Napoli si veste dei colori dell’arcobaleno e ospita il Gay Pride nazionale. Gli eventi per preannunciare questa importante manifestazione sono, purtroppo, passati in secondo piano, perché schiacciati dallo sciame di spettacoli proposti dal Teatro Festival Italia e da una non incisiva pubblicità che ha fatto passare in secondo piano le performance curate da Fortunato Calvino, Luigi Romolo Carrino, Myriam Lattanzio, e tanti altri che hanno accettato di mettere in campo la propria professionalità ed il proprio impegno artistico-civile al fine di sensibilizzare la cittadinanza nei confronti della più importante manifestazione sull’orgoglio gay, allargatasi negli anni a tutti quei cittadini che appartengono ad ogni tipo di minoranza (?) sessuale e non solo.
Se Napoli sembra non aver saputo ben sfruttare, almeno nel prologo, del tutto la ricchezza culturale dell’evento, sorprende ancor più positivamente l’intelligente intuito dell’assessore alla cultura di Avellino, Gennaro Romei, che, grazie alla collaborazione di Donata Ferrante (responsabile della sede irpina di I Ken) e Alessandra Mariani (dell’associazione culturale Zia Lidia Social Club) ha regalato alla cittadinanza (ed all’organizzazione del Pride partenopeo), una raffinata ed importante serata di teatro, presso il Casino di Caccia del Principe Caracciolo.
Presentato come un reading , il 17 giugno scorso per la regia di Roberto Azzurro sono andati in scena “Gli atti del primo processo ad Oscar Wilde”, drammatizzati dallo scrittore Massimiliano Palmese ed interpretati dallo stesso regista nel ruolo del grande scrittore, da Carlo Cerciello nei panni del suo grande accusatore, l’avvocato Carson, e da Marco Sgamato che ha fatto da narratore.
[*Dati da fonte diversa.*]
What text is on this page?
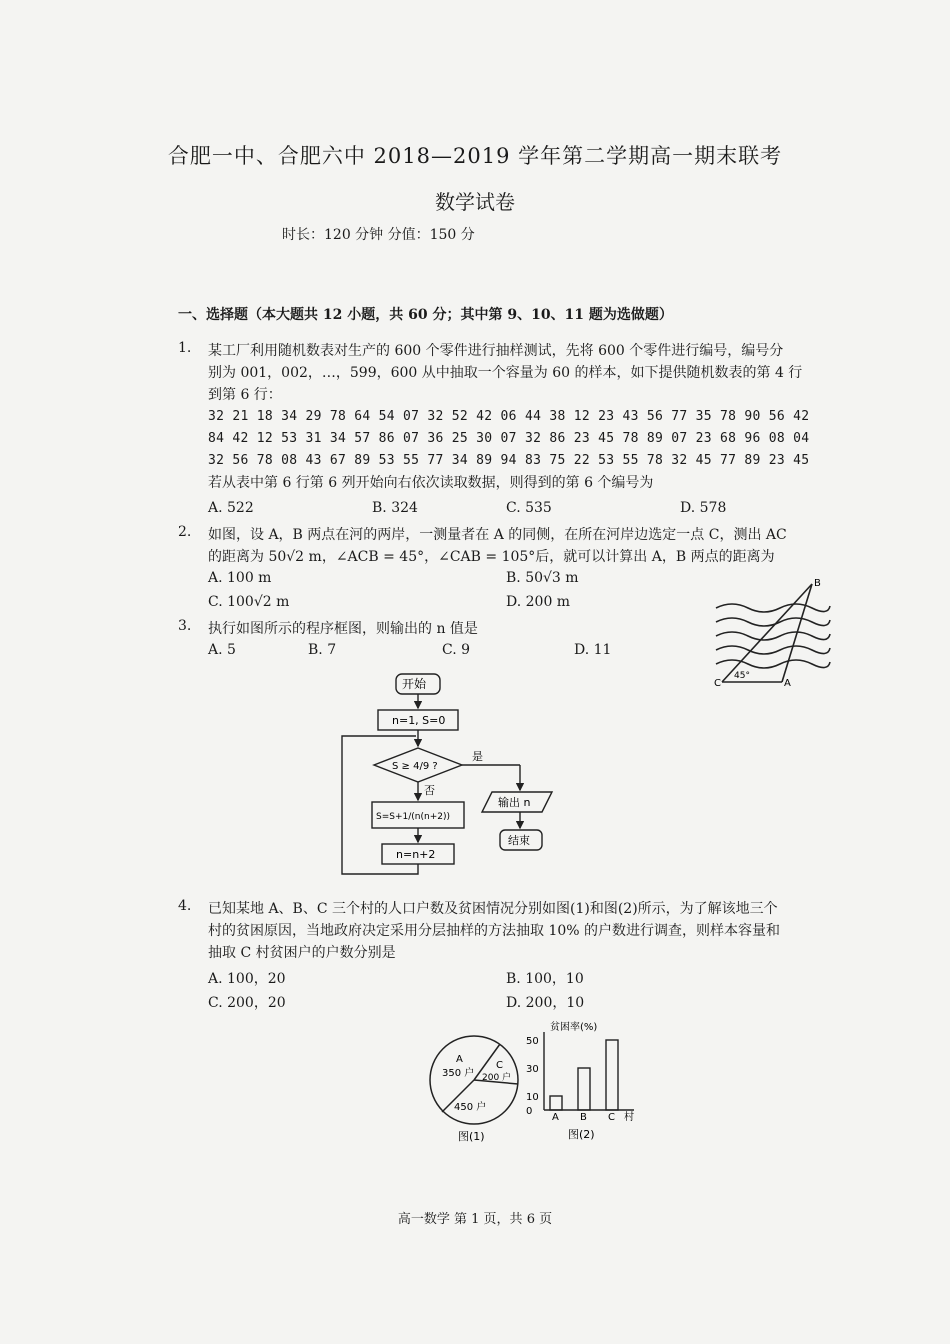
合肥一中、合肥六中 2018—2019 学年第二学期高一期末联考
数学试卷
时长：120 分钟 分值：150 分
一、选择题（本大题共 12 小题，共 60 分；其中第 9、10、11 题为选做题）
1. 某工厂利用随机数表对生产的 600 个零件进行抽样测试，先将 600 个零件进行编号，编号分
别为 001，002，…，599，600 从中抽取一个容量为 60 的样本，如下提供随机数表的第 4 行
到第 6 行：
32 21 18 34 29 78 64 54 07 32 52 42 06 44 38 12 23 43 56 77 35 78 90 56 42
84 42 12 53 31 34 57 86 07 36 25 30 07 32 86 23 45 78 89 07 23 68 96 08 04
32 56 78 08 43 67 89 53 55 77 34 89 94 83 75 22 53 55 78 32 45 77 89 23 45
若从表中第 6 行第 6 列开始向右依次读取数据，则得到的第 6 个编号为
A. 522	B. 324	C. 535	D. 578
2. 如图，设 A，B 两点在河的两岸，一测量者在 A 的同侧，在所在河岸边选定一点 C，测出 AC
的距离为 50√2 m，∠ACB = 45°，∠CAB = 105°后，就可以计算出 A，B 两点的距离为
A. 100 m	B. 50√3 m
C. 100√2 m	D. 200 m
B
C	A
45°
3. 执行如图所示的程序框图，则输出的 n 值是
A. 5	B. 7	C. 9	D. 11
开始
n=1, S=0
S ≥ 4/9 ?
是
否
S=S+1/(n(n+2))
n=n+2
输出 n
结束
4. 已知某地 A、B、C 三个村的人口户数及贫困情况分别如图(1)和图(2)所示，为了解该地三个
村的贫困原因，当地政府决定采用分层抽样的方法抽取 10% 的户数进行调查，则样本容量和
抽取 C 村贫困户的户数分别是
A. 100，20	B. 100，10
C. 200，20	D. 200，10
A
350 户
C
200 户
450 户
图(1)
0
10
30
50
A B C
贫困率(%)
村
图(2)
高一数学 第 1 页，共 6 页
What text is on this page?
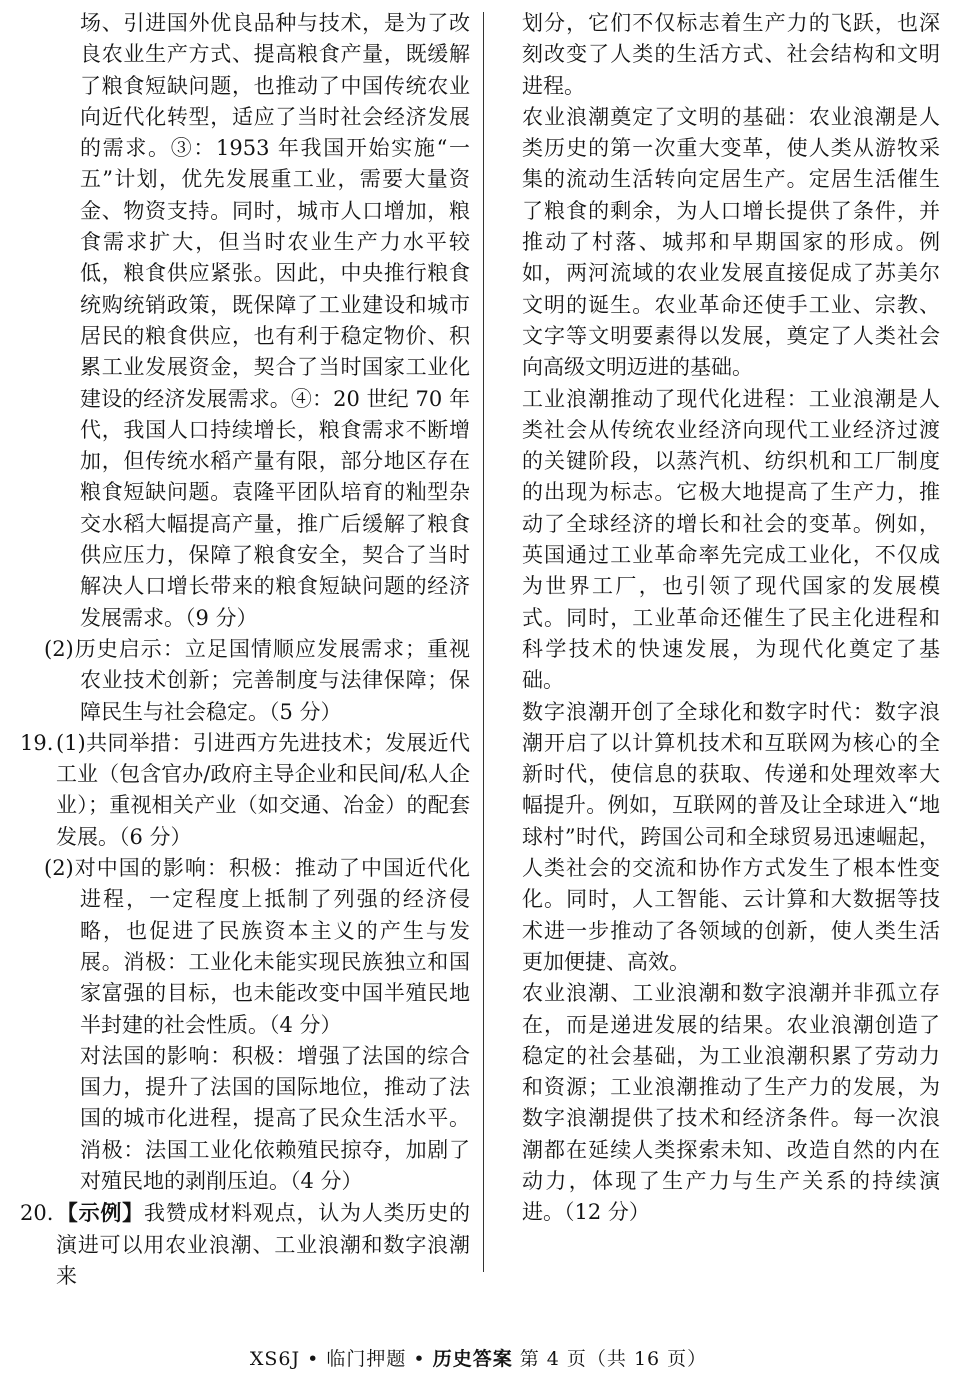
场、引进国外优良品种与技术，是为了改良农业生产方式、提高粮食产量，既缓解了粮食短缺问题，也推动了中国传统农业向近代化转型，适应了当时社会经济发展的需求。③：1953 年我国开始实施“一五”计划，优先发展重工业，需要大量资金、物资支持。同时，城市人口增加，粮食需求扩大，但当时农业生产力水平较低，粮食供应紧张。因此，中央推行粮食统购统销政策，既保障了工业建设和城市居民的粮食供应，也有利于稳定物价、积累工业发展资金，契合了当时国家工业化建设的经济发展需求。④：20 世纪 70 年代，我国人口持续增长，粮食需求不断增加，但传统水稻产量有限，部分地区存在粮食短缺问题。袁隆平团队培育的籼型杂交水稻大幅提高产量，推广后缓解了粮食供应压力，保障了粮食安全，契合了当时解决人口增长带来的粮食短缺问题的经济发展需求。（9 分）

(2)历史启示：立足国情顺应发展需求；重视农业技术创新；完善制度与法律保障；保障民生与社会稳定。（5 分）

19. (1)共同举措：引进西方先进技术；发展近代工业（包含官办/政府主导企业和民间/私人企业）；重视相关产业（如交通、冶金）的配套发展。（6 分）

(2)对中国的影响：积极：推动了中国近代化进程，一定程度上抵制了列强的经济侵略，也促进了民族资本主义的产生与发展。消极：工业化未能实现民族独立和国家富强的目标，也未能改变中国半殖民地半封建的社会性质。（4 分）

对法国的影响：积极：增强了法国的综合国力，提升了法国的国际地位，推动了法国的城市化进程，提高了民众生活水平。消极：法国工业化依赖殖民掠夺，加剧了对殖民地的剥削压迫。（4 分）

20. 【示例】我赞成材料观点，认为人类历史的演进可以用农业浪潮、工业浪潮和数字浪潮来

划分，它们不仅标志着生产力的飞跃，也深刻改变了人类的生活方式、社会结构和文明进程。

农业浪潮奠定了文明的基础：农业浪潮是人类历史的第一次重大变革，使人类从游牧采集的流动生活转向定居生产。定居生活催生了粮食的剩余，为人口增长提供了条件，并推动了村落、城邦和早期国家的形成。例如，两河流域的农业发展直接促成了苏美尔文明的诞生。农业革命还使手工业、宗教、文字等文明要素得以发展，奠定了人类社会向高级文明迈进的基础。

工业浪潮推动了现代化进程：工业浪潮是人类社会从传统农业经济向现代工业经济过渡的关键阶段，以蒸汽机、纺织机和工厂制度的出现为标志。它极大地提高了生产力，推动了全球经济的增长和社会的变革。例如，英国通过工业革命率先完成工业化，不仅成为世界工厂，也引领了现代国家的发展模式。同时，工业革命还催生了民主化进程和科学技术的快速发展，为现代化奠定了基础。

数字浪潮开创了全球化和数字时代：数字浪潮开启了以计算机技术和互联网为核心的全新时代，使信息的获取、传递和处理效率大幅提升。例如，互联网的普及让全球进入“地球村”时代，跨国公司和全球贸易迅速崛起，人类社会的交流和协作方式发生了根本性变化。同时，人工智能、云计算和大数据等技术进一步推动了各领域的创新，使人类生活更加便捷、高效。

农业浪潮、工业浪潮和数字浪潮并非孤立存在，而是递进发展的结果。农业浪潮创造了稳定的社会基础，为工业浪潮积累了劳动力和资源；工业浪潮推动了生产力的发展，为数字浪潮提供了技术和经济条件。每一次浪潮都在延续人类探索未知、改造自然的内在动力，体现了生产力与生产关系的持续演进。（12 分）

XS6J • 临门押题 • 历史答案 第 4 页（共 16 页）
Fedele allo stile che, soprattutto in quest’ultimo anno, Azzurro ha inciso negli spettacoli da lui portati in scena anche alla sala Assoli del Teatro Nuovo ed al Teatro Elicantropo, quanto ha potuto applaudire il pubblico irpino è ben più di un semplice reading, bensì un calzante esempio di come si possa fare teatro senza ricorrere ad artifizi roboanti ma utilizzando un grande talento interpretativo. Azzurro-Wilde e Cerciello-Carson hanno dato vita ad un duello verbale senza tregua, in un’immedesimazione talmente sorprendente da far diventare il pubblico accorso ad assistere allo spettacolo esso stesso partecipe alla rappresentazione, quale interprete del pubblico presente al processo. Roberto Azzurro è stato, ed è questa la magia della vera arte teatrale, il grande scrittore in tutto il suo essere, nella sua stravagante eleganza, nella sua irresistibile ironia, e con tutto il suo fascino affabulatorio, emozionando e dando il senso di quello che è, in tutto e per tutto, un alto esempio di teatro civile. La Londra vittoriana, con i suoi pettegolezzi, le sue ipocrisie e le sue meschinità, non è, purtroppo, così lontana da qualsiasi nostra metropoli contemporanea, e le stoccate inflitte dall’omofobo Carson, interpretato splendidamente da Cerciello, tanto bravo da apparire addirittura detestabile, sono spesso le considerazioni pregiudiziali che esprime ancora oggi gran parte di benpensanti, anche all’interno della nostra classe politica.
Lo spettacolo, che ci auguriamo possa essere rappresentato più e più volte affinché un sempre più vasto pubblico ne possa cogliere la ricchezza artistica e civile, termina con la preannunciate condanna allo scrittore e col grido disperato con cui egli volle affermare il suo diritto ad amare, dalla lettera che scrisse al giovane Bosie, di cui era innamorato, e che fu poi pubblicata col titolo “De Profundis”. Un grido reso ancora più lacerante dall’intensità interpretativa di Azzurro, che ha emozionato e commosso un pubblico ipnotizzato da questo straordinario incontro tra cronaca e teatro. Un pubblico che è esploso in un liberatorio ed interminabile applauso finale accompagnato da un’emozionante standing ovation, ed ancora una volta il teatro, quello vero, si mostra artefice di una grande sensibilizzazione dell’animo umano, un catartico viatico per la consapevolezza di quanto ancora abbiamo da percorrere perché ci possa essere un giusto riconoscimento al diritto di vivere secondo la propria natura.